Capt. Garry Scott, director of fair and impartial policing for the Vermont State Police, has reviewed the footage. Scott said in his determination, the incident was motivated by racial bias.
“Sort of the language and sort of the tone of all of it is something we definitely don’t tolerate in Vermont,” Scott said.
He added he doesn’t think the man’s behavior was criminal. But he said he’s forwarded the footage to the attorney general’s office for a civil review.
“It was directed toward people of color from out of state, with out-of-state license plates," Scott said. "So I think at the very preliminary looking at it, there’s information there that you’d want to investigate further."
The man yelling in the video, who VPR was unable to contact via social media or telephone, doesn’t reference the Latina women’s race during the encounter. On a message that accompanied the video on Facebook, however, he said the women had “Jamaican accents.”
“A lot of people have watched this video and they see an angry man calling out people because of their New York plates, and they see rudeness and ignorance, but they don’t necessarily see racism,” said Bor Yang, executive director of the Vermont Commission on Human Rights.
Yang, however, said it’s the women’s skin color that likely precipitated the exchange, and that had they been white, the man probably wouldn’t have reacted as he did.
“In fact, I haven’t heard of any instances in which visitors to Vermont, or people who have second homes here, who are white, are saying they’re being harassed because of their license plates,” Yang said. “And so race becomes sort of this basis to distinguish 'us' from 'them,' and that’s what I see happening here.”
Last month, at Moore’s behest, Kilcullen forwarded the video to the attorney genrals' civil rights unit, so that it could decide whether or not the man’s behavior constituted a bias incident.
A bias incident is defined by the attorney general’s office as any event in which someone tries to threaten, offend or intimidate someone based on their perceived race, religion, country of origin or other protected status.

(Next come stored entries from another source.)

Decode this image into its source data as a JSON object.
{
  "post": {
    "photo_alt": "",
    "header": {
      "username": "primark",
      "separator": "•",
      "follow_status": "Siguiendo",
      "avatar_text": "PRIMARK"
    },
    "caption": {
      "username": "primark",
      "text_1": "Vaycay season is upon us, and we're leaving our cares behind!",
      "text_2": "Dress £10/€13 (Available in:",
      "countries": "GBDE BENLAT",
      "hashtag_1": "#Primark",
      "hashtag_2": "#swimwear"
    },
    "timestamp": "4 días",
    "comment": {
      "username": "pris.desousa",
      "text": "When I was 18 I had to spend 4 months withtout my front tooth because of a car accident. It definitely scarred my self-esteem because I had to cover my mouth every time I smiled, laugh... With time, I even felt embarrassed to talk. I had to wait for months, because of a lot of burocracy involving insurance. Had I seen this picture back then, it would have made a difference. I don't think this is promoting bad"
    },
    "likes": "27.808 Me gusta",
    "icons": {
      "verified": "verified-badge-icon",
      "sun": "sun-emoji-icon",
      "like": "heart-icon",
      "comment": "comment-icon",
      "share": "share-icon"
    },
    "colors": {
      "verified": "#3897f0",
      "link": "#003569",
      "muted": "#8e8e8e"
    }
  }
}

“If the possibility exists, I think it’s prudent just to forward it,” Kilcullen said.
Moore, however, said she still sees a gaping discrepancy in how bias incidents are dealt with by law enforcement agencies in Vermont.
In Hartford, the victim got a personal apology from the governor, a full-throated condemnation of the harassment he experienced, and a criminal investigation that, according to the Vermont Department of Public Safety, is still ongoing.
In Rutland, Moore said, police decided not to investigate, and forwarded the video to the attorney general’s office after being asked to by the Vermont NAACP.
“You can rationalize it any way you want to as a police officer, but if you’re thinking about 21st century policing models, you’ve got to realize that you just did some serious harm with your disenfranchised communities,” Moore said.
Anti-racism protests happening across Vermont and the nation, Moore said, are about far more than the killing of black people while in police custody.
“It’s the everyday things that are happening, like the incident in the Price Chopper parking lot,” Moore said. “Those are the things that we should be attending to quickly and systemically.”
Asked whether it’s investigating the incident in the Rutland parking lot, the attorney general’s office said Vermont statute prohibits it from commenting on the status or even existence of ongoing investigations.